14 А. А. Экстер (1882–1949) — художница, подруга Б. Лившица с его студенческих лет, познакомившая поэта с Д. Бурлюком. С конца 1924 года жила в Италии, затем во Франции. В собрании поэта находилось несколько ее картин.
15 В. Д. Бурлюк (1886–1917?) — живописец, график, участник многих новаторских выставок и футуристических сборников. Н. Д. Бурлюк (1890–1920), поэт, прозаик, художественный критик, член группы “Гилея”, участник многих футуристических сборников; друг Лившица. Д. Д. Бурлюк (1882–1967) — поэт, художник, издатель, организатор литературного процесса. Близкий друг Б. Лившица. С 1922 года в США. Автор “Фрагментов из воспоминаний футуриста” (Публ., пред. и прим. Н. А. Зубкова). СПб., 1994. Сохранилось несколько писем Лившица к нему. См.: “Слово в движении и движение в слове”. Письма Бенедикта Лившица. Публикация П. Нерлера и А. Парниса. // Минувшее. Исторический альманах. № 8. Paris, 1989. С. 190–194; Письма Бенедикта Лившиц к Давиду Бурлюку. Публикация А. И. Серкова // Новое литературное обозрение. 1998. № 31. С. 244–263.

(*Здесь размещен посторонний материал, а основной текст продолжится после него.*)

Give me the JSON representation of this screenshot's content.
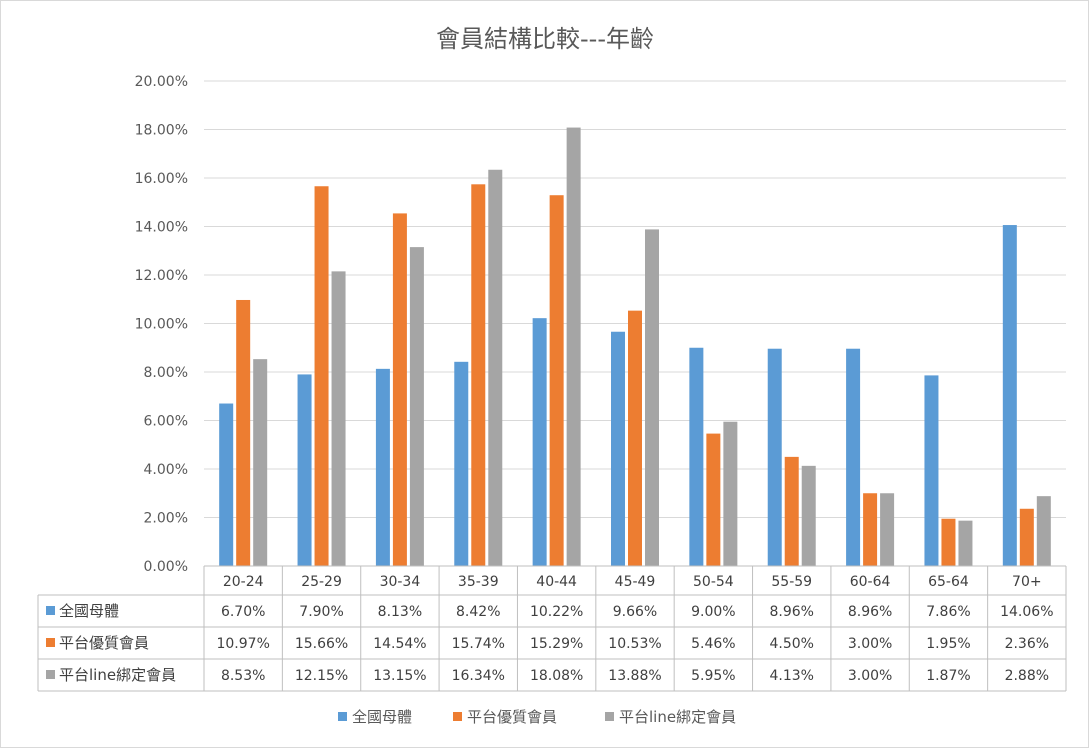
{
  "chart_data": {
    "type": "bar",
    "title": "會員結構比較---年齡",
    "xlabel": "",
    "ylabel": "",
    "ylim": [
      0,
      20
    ],
    "y_tick_step": 2,
    "y_tick_format": "percent_2dp",
    "grid": "horizontal",
    "legend_position": "bottom",
    "data_table": true,
    "categories": [
      "20-24",
      "25-29",
      "30-34",
      "35-39",
      "40-44",
      "45-49",
      "50-54",
      "55-59",
      "60-64",
      "65-64",
      "70+"
    ],
    "series": [
      {
        "name": "全國母體",
        "color": "#5b9bd5",
        "values": [
          6.7,
          7.9,
          8.13,
          8.42,
          10.22,
          9.66,
          9.0,
          8.96,
          8.96,
          7.86,
          14.06
        ],
        "labels": [
          "6.70%",
          "7.90%",
          "8.13%",
          "8.42%",
          "10.22%",
          "9.66%",
          "9.00%",
          "8.96%",
          "8.96%",
          "7.86%",
          "14.06%"
        ]
      },
      {
        "name": "平台優質會員",
        "color": "#ed7d31",
        "values": [
          10.97,
          15.66,
          14.54,
          15.74,
          15.29,
          10.53,
          5.46,
          4.5,
          3.0,
          1.95,
          2.36
        ],
        "labels": [
          "10.97%",
          "15.66%",
          "14.54%",
          "15.74%",
          "15.29%",
          "10.53%",
          "5.46%",
          "4.50%",
          "3.00%",
          "1.95%",
          "2.36%"
        ]
      },
      {
        "name": "平台line綁定會員",
        "color": "#a5a5a5",
        "values": [
          8.53,
          12.15,
          13.15,
          16.34,
          18.08,
          13.88,
          5.95,
          4.13,
          3.0,
          1.87,
          2.88
        ],
        "labels": [
          "8.53%",
          "12.15%",
          "13.15%",
          "16.34%",
          "18.08%",
          "13.88%",
          "5.95%",
          "4.13%",
          "3.00%",
          "1.87%",
          "2.88%"
        ]
      }
    ]
  }
}
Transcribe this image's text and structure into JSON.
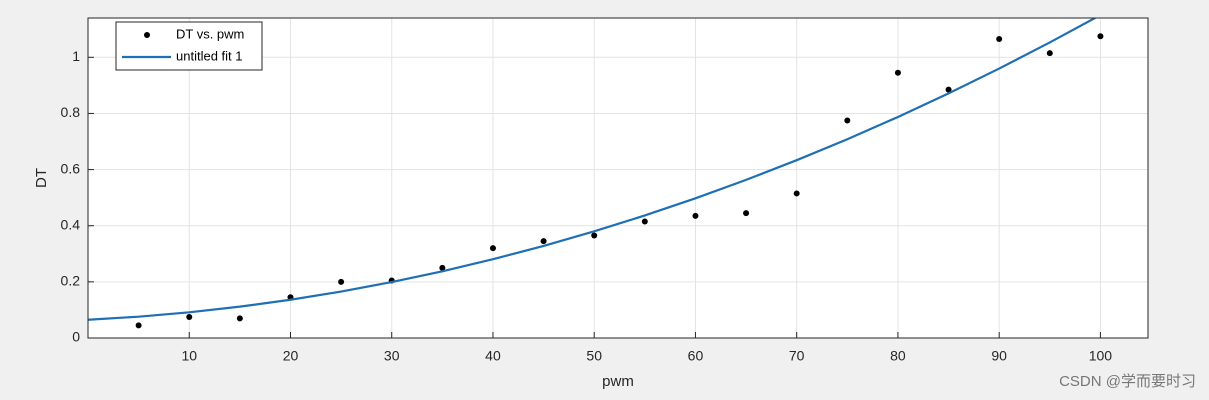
{
  "chart_data": {
    "type": "scatter-fit",
    "x_label": "pwm",
    "y_label": "DT",
    "xlim": [
      0,
      104.7
    ],
    "ylim": [
      0,
      1.14
    ],
    "xticks": [
      10,
      20,
      30,
      40,
      50,
      60,
      70,
      80,
      90,
      100
    ],
    "yticks": [
      0,
      0.2,
      0.4,
      0.6,
      0.8,
      1
    ],
    "grid": true,
    "legend": "top-left",
    "series": [
      {
        "name": "DT vs. pwm",
        "kind": "points",
        "color": "#000000",
        "x": [
          5,
          10,
          15,
          20,
          25,
          30,
          35,
          40,
          45,
          50,
          55,
          60,
          65,
          70,
          75,
          80,
          85,
          90,
          95,
          100
        ],
        "values": [
          0.045,
          0.075,
          0.07,
          0.145,
          0.2,
          0.205,
          0.25,
          0.32,
          0.345,
          0.365,
          0.415,
          0.435,
          0.445,
          0.515,
          0.775,
          0.945,
          0.885,
          1.065,
          1.015,
          1.075
        ]
      },
      {
        "name": "untitled fit 1",
        "kind": "line",
        "color": "#1f6fb4",
        "x": [
          0,
          5,
          10,
          15,
          20,
          25,
          30,
          35,
          40,
          45,
          50,
          55,
          60,
          65,
          70,
          75,
          80,
          85,
          90,
          95,
          100
        ],
        "values": [
          0.065,
          0.076,
          0.0916,
          0.1117,
          0.1363,
          0.1655,
          0.1993,
          0.2376,
          0.2806,
          0.328,
          0.38,
          0.4365,
          0.4976,
          0.5633,
          0.6335,
          0.7082,
          0.7875,
          0.8714,
          0.9599,
          1.0529,
          1.1504
        ]
      }
    ],
    "watermark": "CSDN @学而要时习"
  }
}
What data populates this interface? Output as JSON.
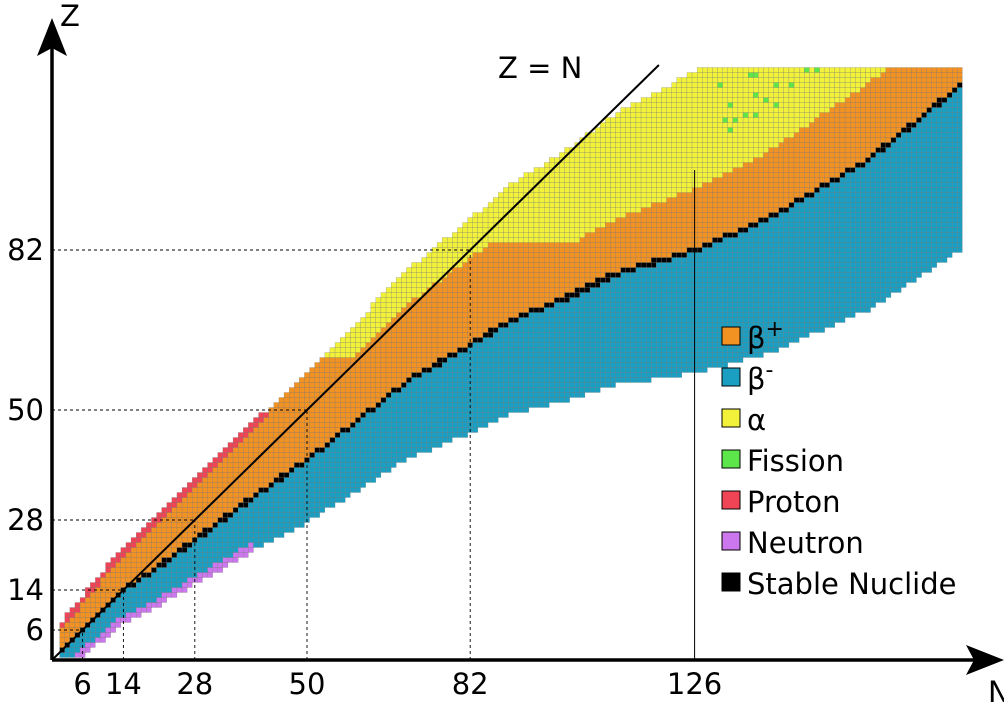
{
  "chart_data": {
    "type": "heatmap",
    "title": "",
    "xlabel": "N",
    "ylabel": "Z",
    "xlim": [
      0,
      182
    ],
    "ylim": [
      0,
      118
    ],
    "x_ticks": [
      6,
      14,
      28,
      50,
      82,
      126
    ],
    "y_ticks": [
      6,
      14,
      28,
      50,
      82
    ],
    "x_tick_labels": [
      "6",
      "14",
      "28",
      "50",
      "82",
      "126"
    ],
    "y_tick_labels": [
      "6",
      "14",
      "28",
      "50",
      "82"
    ],
    "magic_lines": {
      "dashed": [
        6,
        14,
        28,
        50,
        82
      ],
      "solid": [
        126
      ]
    },
    "reference_line": {
      "label": "Z = N",
      "slope": 1,
      "intercept": 0
    },
    "legend_position": "right",
    "legend": [
      {
        "key": "beta_plus",
        "label_main": "β",
        "label_sup": "+",
        "color": "#f29222"
      },
      {
        "key": "beta_minus",
        "label_main": "β",
        "label_sup": "-",
        "color": "#1a9fc2"
      },
      {
        "key": "alpha",
        "label_main": "α",
        "label_sup": "",
        "color": "#f2f23a"
      },
      {
        "key": "fission",
        "label_main": "Fission",
        "label_sup": "",
        "color": "#5ce64a"
      },
      {
        "key": "proton",
        "label_main": "Proton",
        "label_sup": "",
        "color": "#ee4455"
      },
      {
        "key": "neutron",
        "label_main": "Neutron",
        "label_sup": "",
        "color": "#cc77ee"
      },
      {
        "key": "stable",
        "label_main": "Stable Nuclide",
        "label_sup": "",
        "color": "#000000"
      }
    ],
    "stability_valley": [
      [
        1,
        1
      ],
      [
        6,
        6
      ],
      [
        14,
        14
      ],
      [
        20,
        18
      ],
      [
        28,
        24
      ],
      [
        40,
        33
      ],
      [
        50,
        40
      ],
      [
        60,
        48
      ],
      [
        70,
        56
      ],
      [
        82,
        63
      ],
      [
        90,
        68
      ],
      [
        100,
        72
      ],
      [
        110,
        77
      ],
      [
        126,
        82
      ],
      [
        140,
        88
      ],
      [
        160,
        100
      ],
      [
        182,
        118
      ]
    ]
  }
}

16 Впервые издана в 1933 г., спустя более пятидесяти лет переиздана дважды: Б. Лившиц. Полутораглазый стрелец. Стихи. Переводы. Воспоминания. Л., 1989; Б. Лившиц. Полутораглазый стрелец. Воспоминания. Вст. ст. М. Гаспарова, подг. текста, послесл., прим. А. Парниса. М., 1991.
17 Вс. Иванов (1895–1963) — писатель, драматург.
18 С 1930-х гг. Д. Бурлюк с женой издавал журнал “Color and Rhyme” (“Цвет и рифма”), в котором в том числе печатал свои стихи.
19 Комиссия существовала в 30-е гг. О ней, см., например, в воспоминаниях Е. Э. Мандельштама. Новый мир. 1995. № 10.
20 Н. Н. Чуковский (р. 1932).
21 З. Н. Пастернак (1897–1966) — жена поэта с 1932 г.
22 Паоло Яшвили (1895–1937) — грузинский поэт. Лившиц перевел его стихотворение “Новая Колхида”. Бенедикт Лившиц. Полутораглазый стрелец. Л., 1989. С. 297–298.
23 Тициан Табидзе (1895–1937) — грузинский поэт. Лившиц перевел несколько его стихотворений. (Там же. С. 291–296).